Antique and Vintage Jewellery: A Glossary Of Terms

If youre new to the wonderful world of antique and vintage jewellery then some of the terms used may be a little confusing. As experts in the field of antique jewellery weve put together a glossary of some of the most common terms you may come across to help you in finding the right jewellery for your collection:


  • Bakelite - This is a dense synthetic resin that can be moulded and carved to make a variety of things, including jewellery. Patterned Bakelite items dating from the Depression era were made by integrating one colour with another and are valuable collectors items today.
  • Bookchains - Engraved rectangular links that look like tiny books are what make up these Victorian era chains. Large lockets were often added to them to create elaborate necklaces.
  • Cameos - These are designed carved out of shell or stone such as sardonyx in a relief style, i.e. raised up. They were very popular in Victorian times and most often featured portraits of women.
  • Celluloid Jewellery - Celluloid was an early plastic, first manufactured in the late 1800s using natural plant fibres. It was most commonly used to make hair accessories which were set with rhinestones. Celluloid deteriorates if not stored properly so if you have any of this plastic jewellery that dates back to the 1800s then you know it has been well looked after.
  • Doublets - These are made up of two pieces of inexpensive jewellery such as some coloured glass and a garnet used to create the illusion of an impressive gemstone like a ruby or emerald. Doublets were particularly popular in the Art Deco period between 1920 and 1935.
  • Filigree Jewellery - This consists of gold or silver wire hand twisted into intricate patterns and then fused into place. This type of jewellery design was particularly popular in the Early Victorian Romantic Jewellery period between 1837 and 1850.
  • Jet Jewellery - Jet, also known as gagate, is a form of fossilised coal that was mined near Whitby, England. Jet is hard yet lightweight, and black in colour, which made it perfect for use in the mourning jewellery of the Mid-Victorian era.

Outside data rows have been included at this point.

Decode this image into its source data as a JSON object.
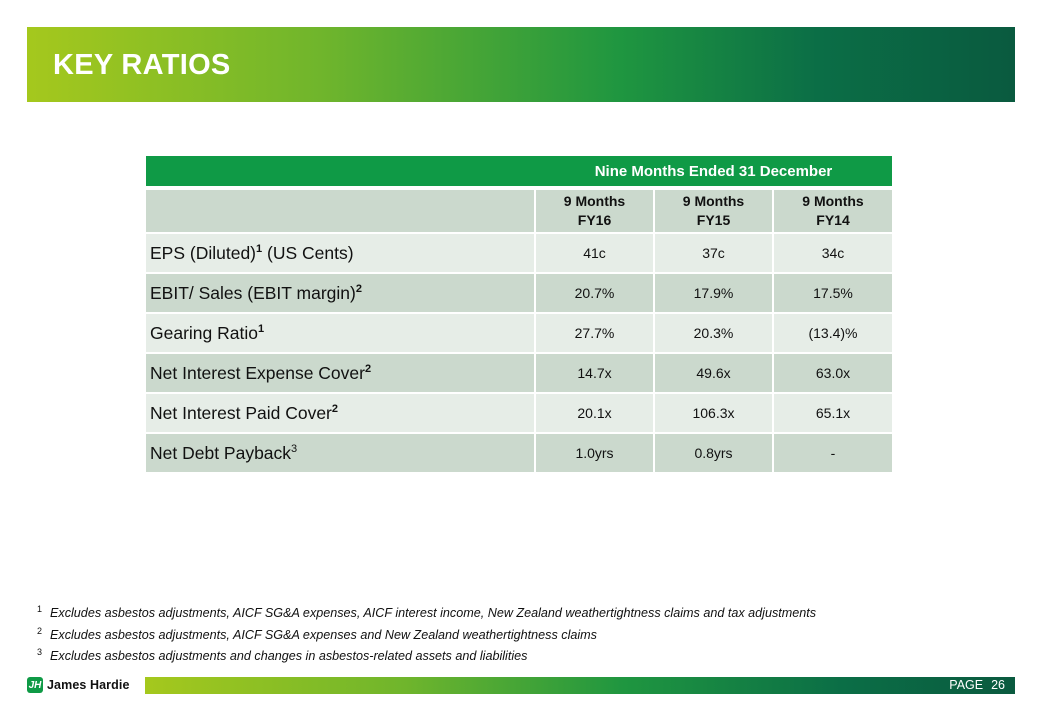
{
  "title": "KEY RATIOS",
  "table": {
    "banner": "Nine Months Ended 31 December",
    "columns": [
      {
        "line1": "9 Months",
        "line2": "FY16"
      },
      {
        "line1": "9 Months",
        "line2": "FY15"
      },
      {
        "line1": "9 Months",
        "line2": "FY14"
      }
    ],
    "rows": [
      {
        "label": "EPS (Diluted)",
        "sup": "1",
        "suffix": " (US Cents)",
        "values": [
          "41c",
          "37c",
          "34c"
        ]
      },
      {
        "label": "EBIT/ Sales (EBIT margin)",
        "sup": "2",
        "suffix": "",
        "values": [
          "20.7%",
          "17.9%",
          "17.5%"
        ]
      },
      {
        "label": "Gearing Ratio",
        "sup": "1",
        "suffix": "",
        "values": [
          "27.7%",
          "20.3%",
          "(13.4)%"
        ]
      },
      {
        "label": "Net Interest Expense Cover",
        "sup": "2",
        "suffix": "",
        "values": [
          "14.7x",
          "49.6x",
          "63.0x"
        ]
      },
      {
        "label": "Net Interest Paid Cover",
        "sup": "2",
        "suffix": "",
        "values": [
          "20.1x",
          "106.3x",
          "65.1x"
        ]
      },
      {
        "label": "Net Debt Payback",
        "sup": "3",
        "suffix": "",
        "values": [
          "1.0yrs",
          "0.8yrs",
          "-"
        ]
      }
    ]
  },
  "footnotes": [
    {
      "num": "1",
      "text": "Excludes asbestos adjustments, AICF SG&A expenses, AICF interest income, New Zealand weathertightness claims and tax adjustments"
    },
    {
      "num": "2",
      "text": "Excludes asbestos adjustments, AICF SG&A expenses and New Zealand weathertightness claims"
    },
    {
      "num": "3",
      "text": "Excludes asbestos adjustments and changes in asbestos-related assets and liabilities"
    }
  ],
  "footer": {
    "logo_mark": "JH",
    "logo_text": "James Hardie",
    "page_label": "PAGE",
    "page_number": "26"
  },
  "colors": {
    "brand_green": "#0f9a46",
    "header_row": "#cbd9cd",
    "light_row": "#e6ede7"
  }
}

  • Lace Pins - During the Victorian and Edwardian eras ladies would use lace pins to hold their scarves in place. Pearls and elaborate gemstones tend to feature heavily in the design of lace pins.
  • Memento Mori - The term means remember that you must die; with jewellery featuring skulls, crossbones, skeletons and coffins. It seems quite macabre these days but the jewellery was used in the 17th Century as a reminder to cherish each day.
  • Micromosaics - These are made from tiny colourful tiles of glass, stone and other materials. A micromosaic is a small picture commonly used to decorate lace or hat pins.
  • Mourning Jewellery - At the start of the Mid Victorian period, in 1861, Queen Victorias husband Albert died which signalled a period of mourning for the queen. Many widows then followed suit and began wearing sombre jewellery to mark the passing of a loved one. Mourning jewellery is quite subdued and features black glass or jet in simple designs.